Der stets beobachtete Beobachter

Der Megamäzen und Megaspekulant George Soros hat sich in das russische Riesenreich verbissen wie ein Dobermann in seine Schmusedecke. In Moskau stellte er sein Projekt Puschkin vor: Neue Bücher und Internetanschluß für 35.000 russische Bibliotheken  ■   Von Barbara Kerneck

Bei dreißig Grad im Schatten scheinen Schweiß wie angekündigte Gelder um die Wette zu fließen. Die Scheinwerfer der Fernsehleute machen den Effekt der Ventilatoren zunichte, die im historischen Ovalen Saal der Moskauer Bibliothek für Ausländische Literatur aufgestellt sind. Die Kameras sind auf eine Empore gerichtet, wo vor einem himmelblauen Plakat mit der Riesenaufschrift „Megaprojekt Puschkin“ der Megaspekulant und Megamäzen George Soros (69) sitzt – kühl und als einziger der Herren in Hemdsärmeln. Neben ihm thront das greise Akademiemitglied Dmitri Lichatschow als noch lebendes Monument der nationalen Kultur, im Saal Minister, Botschafter und die Chefredakteure der wichtigsten Literaturzeitschriften des Landes.
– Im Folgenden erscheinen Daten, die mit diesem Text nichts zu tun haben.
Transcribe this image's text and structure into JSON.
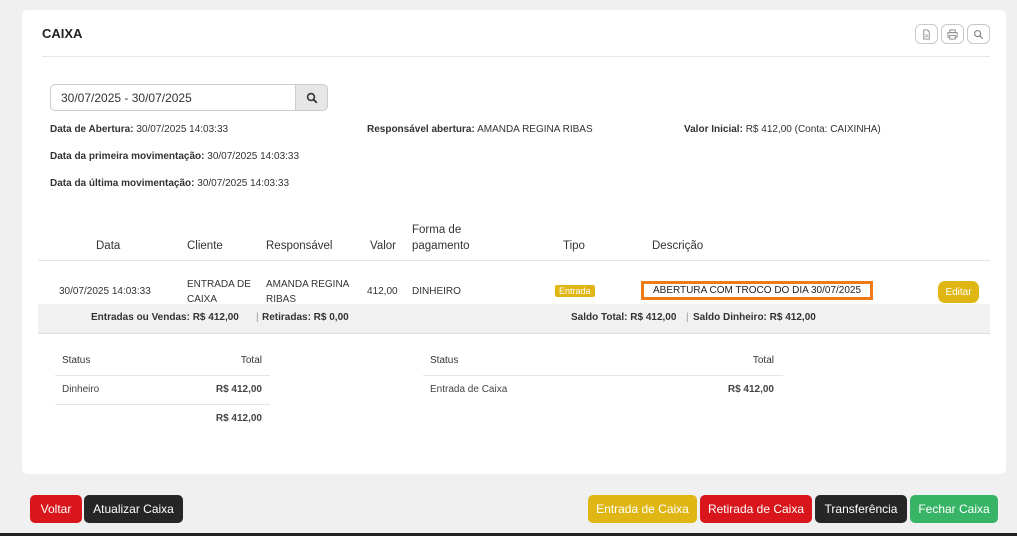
{
  "header": {
    "title": "CAIXA"
  },
  "tools": [
    {
      "icon": "file-pdf-icon"
    },
    {
      "icon": "print-icon"
    },
    {
      "icon": "search-icon"
    }
  ],
  "filter": {
    "date_range": "30/07/2025 - 30/07/2025"
  },
  "info": {
    "abertura_label": "Data de Abertura:",
    "abertura_value": "30/07/2025 14:03:33",
    "responsavel_label": "Responsável abertura:",
    "responsavel_value": "AMANDA REGINA RIBAS",
    "valor_inicial_label": "Valor Inicial:",
    "valor_inicial_value": "R$ 412,00 (Conta: CAIXINHA)",
    "primeira_label": "Data da primeira movimentação:",
    "primeira_value": "30/07/2025 14:03:33",
    "ultima_label": "Data da última movimentação:",
    "ultima_value": "30/07/2025 14:03:33"
  },
  "table": {
    "headers": {
      "data": "Data",
      "cliente": "Cliente",
      "responsavel": "Responsável",
      "valor": "Valor",
      "forma_1": "Forma de",
      "forma_2": "pagamento",
      "tipo": "Tipo",
      "descricao": "Descrição"
    },
    "rows": [
      {
        "data": "30/07/2025 14:03:33",
        "cliente_1": "ENTRADA DE",
        "cliente_2": "CAIXA",
        "responsavel_1": "AMANDA REGINA",
        "responsavel_2": "RIBAS",
        "valor": "412,00",
        "forma": "DINHEIRO",
        "tipo": "Entrada",
        "descricao": "ABERTURA COM TROCO DO DIA 30/07/2025",
        "action": "Editar"
      }
    ]
  },
  "totals": {
    "entradas": "Entradas ou Vendas: R$ 412,00",
    "sep": "|",
    "retiradas": "Retiradas: R$ 0,00",
    "saldo_total": "Saldo Total: R$ 412,00",
    "saldo_dinheiro": "Saldo Dinheiro: R$ 412,00"
  },
  "summary_left": {
    "status_header": "Status",
    "total_header": "Total",
    "row_status": "Dinheiro",
    "row_total": "R$ 412,00",
    "grand_total": "R$ 412,00"
  },
  "summary_right": {
    "status_header": "Status",
    "total_header": "Total",
    "row_status": "Entrada de Caixa",
    "row_total": "R$ 412,00"
  },
  "buttons": {
    "voltar": "Voltar",
    "atualizar": "Atualizar Caixa",
    "entrada": "Entrada de Caixa",
    "retirada": "Retirada de Caixa",
    "transferencia": "Transferência",
    "fechar": "Fechar Caixa"
  },
  "colors": {
    "red": "#d9161c",
    "dark": "#262626",
    "yellow": "#e0b614",
    "green": "#38b466",
    "highlight": "#f07a14"
  }
}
Wir haben Montag, den 7. Juni, und in den nächsten vier Tagen wird der aus einer jüdischen Budapester Familie stammende US-Bürger Soros in Moskau ein Megaprogramm absolvieren.

Jeder der folgenden Tage soll dem Zweck dienen, die zahllosen Aktivitäten der russischen Filiale seiner in vierzig Ländern wohltätigen „Open Society“-Stiftung einer Revision zu unterziehen. Dabei kommt er nicht umhin, sich endlich – vorsichtig – auch zur russischen Politik zu äußern. Und damit springt Soros über seinen Schatten. Anfang der 90er Jahre hatte er die westlichen Regierungen zu einem „Marshallplan für Rußland“ zu überreden versucht – erfolglos. Letztes Jahr, Anfang August, hatte er die Rubelabwertung für unabwendbar erklärt – und böse Zungen warfen ihm dann später vor, sie durch diese Voraussage mit provoziert zu haben.
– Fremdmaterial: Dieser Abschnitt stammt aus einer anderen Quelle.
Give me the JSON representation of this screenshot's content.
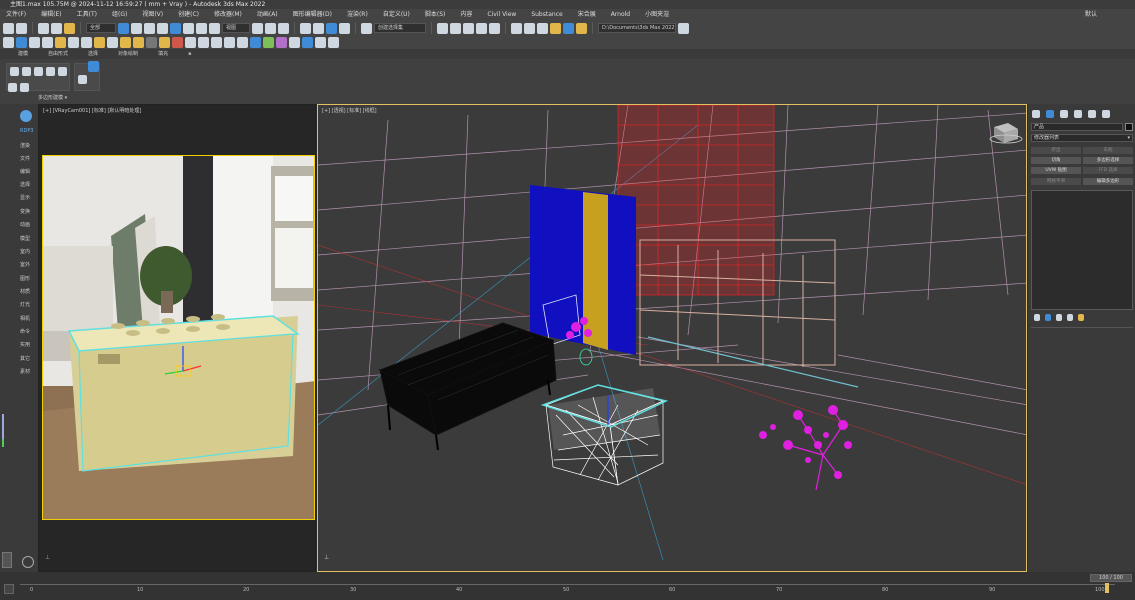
{
  "title": "主图1.max  105.75M @ 2024-11-12 16:59:27  ( mm + Vray )  - Autodesk 3ds Max 2022",
  "menu": [
    "文件(F)",
    "编辑(E)",
    "工具(T)",
    "组(G)",
    "视图(V)",
    "创建(C)",
    "修改器(M)",
    "动画(A)",
    "图形编辑器(D)",
    "渲染(R)",
    "自定义(U)",
    "脚本(S)",
    "内容",
    "Civil View",
    "Substance",
    "宋合展",
    "Arnold",
    "小图夹渲"
  ],
  "workspace_label": "默认",
  "toolbar": {
    "selection_filter": "全部",
    "view_dropdown": "视图",
    "named_selection": "创建选择集",
    "project_path": "D:\\Documents\\3ds Max 2022"
  },
  "ribbon": {
    "tabs": [
      "建模",
      "自由形式",
      "选择",
      "对象绘制",
      "填充"
    ],
    "poly_label": "多边形建模"
  },
  "left_panel": {
    "top_label": "RDP3",
    "items": [
      "渲染",
      "文件",
      "编辑",
      "选择",
      "显示",
      "变换",
      "动画",
      "模型",
      "室内",
      "室外",
      "图形",
      "材质",
      "灯光",
      "相机",
      "命令",
      "实用",
      "其它",
      "素材"
    ]
  },
  "viewport_left": {
    "label": "[+] [VRayCam001] [标准] [默认明暗处理]"
  },
  "viewport_right": {
    "label": "[+] [透视] [标准] [线框]"
  },
  "command_panel": {
    "product_label": "产品",
    "modifier_list": "修改器列表",
    "buttons": [
      "挤出",
      "车削",
      "切角",
      "多边形选择",
      "UVW 贴图",
      "FFD 选择",
      "网格平滑",
      "编辑多边形"
    ]
  },
  "timeline": {
    "frame_display": "100 / 100",
    "ticks": [
      "0",
      "10",
      "20",
      "30",
      "40",
      "50",
      "60",
      "70",
      "80",
      "90",
      "100"
    ]
  },
  "colors": {
    "accent": "#e0c060",
    "bg": "#3b3b3b"
  }
}
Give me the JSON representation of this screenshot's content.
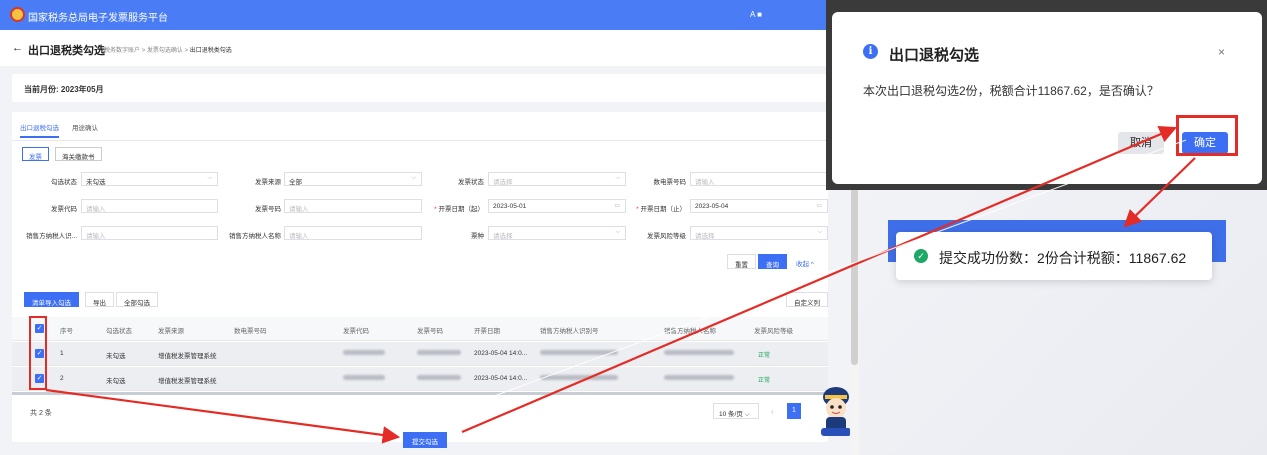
{
  "app": {
    "title": "国家税务总局电子发票服务平台",
    "user": "A ■"
  },
  "header": {
    "back": "←",
    "page_title": "出口退税类勾选",
    "breadcrumb": [
      "税务数字账户",
      "发票勾选确认",
      "出口退税类勾选"
    ],
    "sep": ">"
  },
  "month": "当前月份: 2023年05月",
  "tabs": [
    "出口退税勾选",
    "用途确认"
  ],
  "doc_types": [
    "发票",
    "海关缴款书"
  ],
  "filters": {
    "check_status": {
      "label": "勾选状态",
      "value": "未勾选"
    },
    "invoice_source": {
      "label": "发票来源",
      "value": "全部"
    },
    "invoice_status": {
      "label": "发票状态",
      "placeholder": "请选择"
    },
    "digital_no": {
      "label": "数电票号码",
      "placeholder": "请输入"
    },
    "invoice_code": {
      "label": "发票代码",
      "placeholder": "请输入"
    },
    "invoice_no": {
      "label": "发票号码",
      "placeholder": "请输入"
    },
    "date_start": {
      "label": "开票日期（起）",
      "value": "2023-05-01"
    },
    "date_end": {
      "label": "开票日期（止）",
      "value": "2023-05-04"
    },
    "seller_tax_id": {
      "label": "销售方纳税人识...",
      "placeholder": "请输入"
    },
    "seller_name": {
      "label": "销售方纳税人名称",
      "placeholder": "请输入"
    },
    "invoice_kind": {
      "label": "票种",
      "placeholder": "请选择"
    },
    "risk_level": {
      "label": "发票风险等级",
      "placeholder": "请选择"
    }
  },
  "actions": {
    "reset": "重置",
    "query": "查询",
    "collapse": "收起 ^",
    "import_check": "清单导入勾选",
    "export": "导出",
    "check_all": "全部勾选",
    "custom_columns": "自定义列"
  },
  "table": {
    "columns": [
      "序号",
      "勾选状态",
      "发票来源",
      "数电票号码",
      "发票代码",
      "发票号码",
      "开票日期",
      "销售方纳税人识别号",
      "销售方纳税人名称",
      "发票风险等级"
    ],
    "rows": [
      {
        "no": "1",
        "status": "未勾选",
        "source": "增值税发票管理系统",
        "date": "2023-05-04 14:0...",
        "risk": "正常"
      },
      {
        "no": "2",
        "status": "未勾选",
        "source": "增值税发票管理系统",
        "date": "2023-05-04 14:0...",
        "risk": "正常"
      }
    ]
  },
  "footer": {
    "total": "共 2 条",
    "page_size": "10 条/页",
    "page": "1",
    "submit": "提交勾选"
  },
  "dialog": {
    "title": "出口退税勾选",
    "message": "本次出口退税勾选2份，税额合计11867.62，是否确认？",
    "cancel": "取消",
    "confirm": "确定",
    "close": "×"
  },
  "toast": {
    "text": "提交成功份数：2份合计税额：11867.62"
  },
  "colors": {
    "primary": "#3d6ff5",
    "highlight": "#e52b25",
    "success": "#1fa766"
  }
}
Der Finanzier, der 1992 weltweit berüchtigt wurde, weil er bei einer spekulativen Attacke auf das britische Pfund Milliarden scheffelte, ist hier in Rußland selbst zum Opfer der Finanzkrise geworden. Sein spät und zögernd gefaßter Entschluß, in russische Unternehmen zu investieren, soll ihn im letzten Herbst zwei Milliarden Dollar gekostet haben. Weil er sich zu alledem eigentlich nicht mehr äußern mag, hatte Soros in den letzten anderthalb Jahren auf einen Besuch in der Russischen Föderation verzichtet.

Die Kosten für Förderungsmaßnahmen und Projekte, die dieser eine Mann in den letzten zehn Jahren in Rußland anschob, belaufen sich auf 500 Millionen Dollar und lassen sich sonst nur noch mit zwischenstaatlicher Hilfe vergleichen. Der Name seiner „Open Society“-Stiftung, nach dem Bestseller von George Soros' Mentor, dem Philosophen Karl Popper, gewählt, bestimmt das Programm: Gefördert werden Initiativen und Vereinigungen, die der Demokratisierung dienen – und dazu gehört die Wiederbelebung der Kultur.

In dem stickigen Saal wird an jenem Montag, pünktlich zum 200. Geburtstag des größten russischen Klassikers, das „Megaprojekt Puschkin“ vorgestellt, für das in den nächsten drei Jahren 100 Millionen Dollar ausgegeben werden sollen. Ab Juli erhalten unter anderem 35.000 Provinzbibliotheken in Rußland die Möglichkeit, Millionen Bände russischsprachiger Literatur zu erwerben. Gleichzeitig soll ihr Bestellsystem computerisiert und ans Internet angeschlossen werden. Diese Vernetzung ergänzt ein anderes Hauptprojekt der „Open Society“, bei dem bereits 29 russische Universitäten und viele weiterführende Schulen vernetzt wurden.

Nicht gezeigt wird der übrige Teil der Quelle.